The Ideal Vascular Conduit
The ideal material for vascular reconstruction would combine the favorable safety, efficacy, and durability profiles of autologous vein, with the expediency and predictable sizing (i.e., diameter and length) of an “off-the-shelf ” product. Such a conduit would eliminate the technical expertise and time required for vein harvest as well as associated wound complications. A perfect conduit would also have physical characteristics that make it easy to handle and sew, and biologic properties allowing it to become incorporated by the host patient. The military's medical research program has responded to this requirement in vascular injury management and made this type of enhanced conduit a top priority. As with other research and innovation efforts, the military has partnered with civilian academia and private industry to develop a new product with many of the features of an ideal vascular conduit. Leveraging scientific breakthroughs in the field of regenerative medicine and the enterprising nature of private industry, this effort has resulted in the growth of novel human acellular vessels (HAV) that hold promise in addressing this high-priority gap in combat casualty care.
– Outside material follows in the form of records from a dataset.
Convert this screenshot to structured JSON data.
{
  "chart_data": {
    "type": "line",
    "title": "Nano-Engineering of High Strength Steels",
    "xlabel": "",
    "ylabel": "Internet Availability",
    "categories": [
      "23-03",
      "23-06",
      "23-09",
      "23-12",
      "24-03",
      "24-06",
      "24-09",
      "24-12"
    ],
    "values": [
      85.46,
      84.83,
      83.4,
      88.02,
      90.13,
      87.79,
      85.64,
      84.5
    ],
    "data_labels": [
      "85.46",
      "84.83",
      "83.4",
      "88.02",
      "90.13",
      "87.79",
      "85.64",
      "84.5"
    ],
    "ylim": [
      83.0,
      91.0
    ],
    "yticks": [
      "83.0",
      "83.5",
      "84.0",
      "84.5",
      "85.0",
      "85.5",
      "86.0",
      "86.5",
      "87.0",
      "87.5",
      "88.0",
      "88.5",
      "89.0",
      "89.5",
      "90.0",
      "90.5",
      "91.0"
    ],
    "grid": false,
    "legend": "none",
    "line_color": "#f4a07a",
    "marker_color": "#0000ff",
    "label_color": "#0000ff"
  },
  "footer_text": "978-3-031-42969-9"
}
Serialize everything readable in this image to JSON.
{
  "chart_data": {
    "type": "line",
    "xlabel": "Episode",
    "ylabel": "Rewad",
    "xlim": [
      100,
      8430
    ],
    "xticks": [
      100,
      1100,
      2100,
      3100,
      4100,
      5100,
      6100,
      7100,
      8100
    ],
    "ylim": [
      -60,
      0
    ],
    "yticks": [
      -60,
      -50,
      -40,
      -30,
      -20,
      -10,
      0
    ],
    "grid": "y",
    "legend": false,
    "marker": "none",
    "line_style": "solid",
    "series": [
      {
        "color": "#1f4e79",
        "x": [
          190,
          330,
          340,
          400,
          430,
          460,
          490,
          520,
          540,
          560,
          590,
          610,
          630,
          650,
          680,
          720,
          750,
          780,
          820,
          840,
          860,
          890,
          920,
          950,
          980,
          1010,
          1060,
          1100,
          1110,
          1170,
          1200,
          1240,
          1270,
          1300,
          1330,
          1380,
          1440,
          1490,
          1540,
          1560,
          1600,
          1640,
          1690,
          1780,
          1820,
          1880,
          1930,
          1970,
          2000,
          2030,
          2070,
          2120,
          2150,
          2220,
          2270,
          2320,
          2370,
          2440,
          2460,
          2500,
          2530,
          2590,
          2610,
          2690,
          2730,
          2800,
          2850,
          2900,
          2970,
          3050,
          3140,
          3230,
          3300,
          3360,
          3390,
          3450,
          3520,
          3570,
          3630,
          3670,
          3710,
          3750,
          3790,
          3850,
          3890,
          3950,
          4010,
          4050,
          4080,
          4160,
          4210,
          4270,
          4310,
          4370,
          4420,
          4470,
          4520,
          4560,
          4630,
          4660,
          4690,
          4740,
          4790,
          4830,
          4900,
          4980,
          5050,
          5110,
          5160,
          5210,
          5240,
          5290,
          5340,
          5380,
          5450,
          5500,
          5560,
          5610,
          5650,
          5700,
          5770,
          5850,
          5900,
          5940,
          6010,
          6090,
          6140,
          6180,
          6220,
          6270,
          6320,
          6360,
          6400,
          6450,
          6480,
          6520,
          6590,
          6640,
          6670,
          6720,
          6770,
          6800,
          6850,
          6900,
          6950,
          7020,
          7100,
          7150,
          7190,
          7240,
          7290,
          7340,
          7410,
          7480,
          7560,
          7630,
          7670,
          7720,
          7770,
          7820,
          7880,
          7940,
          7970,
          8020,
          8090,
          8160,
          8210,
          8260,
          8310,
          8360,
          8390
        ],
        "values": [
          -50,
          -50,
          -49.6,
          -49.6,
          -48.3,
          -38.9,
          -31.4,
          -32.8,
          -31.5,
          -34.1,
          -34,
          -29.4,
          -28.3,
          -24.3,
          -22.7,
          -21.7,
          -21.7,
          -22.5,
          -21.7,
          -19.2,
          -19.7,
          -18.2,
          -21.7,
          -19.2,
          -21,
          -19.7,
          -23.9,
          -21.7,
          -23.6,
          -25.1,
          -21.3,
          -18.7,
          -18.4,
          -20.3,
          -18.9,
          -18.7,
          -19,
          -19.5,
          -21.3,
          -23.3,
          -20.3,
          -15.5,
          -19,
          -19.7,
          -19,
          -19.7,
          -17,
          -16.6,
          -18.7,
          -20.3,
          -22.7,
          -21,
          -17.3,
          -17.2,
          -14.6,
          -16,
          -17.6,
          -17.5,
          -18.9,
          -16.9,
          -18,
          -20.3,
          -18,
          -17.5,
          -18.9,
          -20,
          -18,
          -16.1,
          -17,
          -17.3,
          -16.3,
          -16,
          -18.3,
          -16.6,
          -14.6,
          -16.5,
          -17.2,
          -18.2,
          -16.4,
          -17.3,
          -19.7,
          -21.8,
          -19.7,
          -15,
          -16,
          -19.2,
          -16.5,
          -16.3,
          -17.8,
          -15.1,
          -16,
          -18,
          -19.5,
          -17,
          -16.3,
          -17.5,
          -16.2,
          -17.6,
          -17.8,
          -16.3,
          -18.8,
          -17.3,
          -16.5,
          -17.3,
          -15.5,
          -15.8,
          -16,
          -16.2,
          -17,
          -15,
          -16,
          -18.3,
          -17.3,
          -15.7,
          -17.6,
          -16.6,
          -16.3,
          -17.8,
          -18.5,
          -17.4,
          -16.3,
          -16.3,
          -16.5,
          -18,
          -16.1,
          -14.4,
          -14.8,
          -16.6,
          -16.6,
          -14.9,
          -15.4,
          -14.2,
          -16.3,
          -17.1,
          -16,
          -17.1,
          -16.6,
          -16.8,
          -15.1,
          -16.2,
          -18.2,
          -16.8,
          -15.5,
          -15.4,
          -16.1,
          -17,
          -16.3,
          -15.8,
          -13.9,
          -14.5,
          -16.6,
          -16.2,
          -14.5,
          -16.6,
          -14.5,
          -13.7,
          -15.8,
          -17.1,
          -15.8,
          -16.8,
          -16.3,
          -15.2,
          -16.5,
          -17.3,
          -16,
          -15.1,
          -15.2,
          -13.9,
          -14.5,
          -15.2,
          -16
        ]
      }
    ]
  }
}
Humacyte is developing the HAV, which is a bioengineered, sterile, nonpyrogenic acellular tubular vessel composed primarily of human collagen and other extracellular matrix components. The HAV has “off-the-shelf ” availability and reproducable sizing of synthetic grafts and studies have shown it to have favorable resistance to infection.24 Findings also show that the HAV is extensively remodeled by the host or receipent patient when the conduit is used for arteriovenous access creation. In these studies, HAV sections were taken during routine procedures and subjected to histological analysis which revealed the HAV is permissive to infiltration of host cells, modifying into a multi-layered living structure mimicking the native vasculature. This evolution of HAV into a living tissue lends the capacity to heal and respond to changes in the host, notably without invoking an overt immune response.
The HAV is being studied in Phase II and Phase III clinical trials for use in arteriovenous access creation for hemodialysis, and vascular repair and reconstruction (including perpheral arterial disease and vascular trauma). In hemodialysis the HAV has received regenerative medicine, advanced therapy designation, an expedited approval pathway designated by the Food and Drug Administration for exceptionally promising medical advances that treat serious conditions under the 21st Century Cures Act. The HAV is being developed in close collaboration between the Department of Defense (DoD) and Humacyte for its use in vascular repair and reconstruction.
Figures 1 to 3 demonstrate the use of an HAV in the setting of a civilian gun-shot wound to the superficial femoral artery. The patient had sustained multiple injuries and a temporary vascular shunt inserted to sustain flow to his extremity as a damage control maneouver. The HAV was used as a conduit for definitive repair, sutured in place using a standard vascular technique.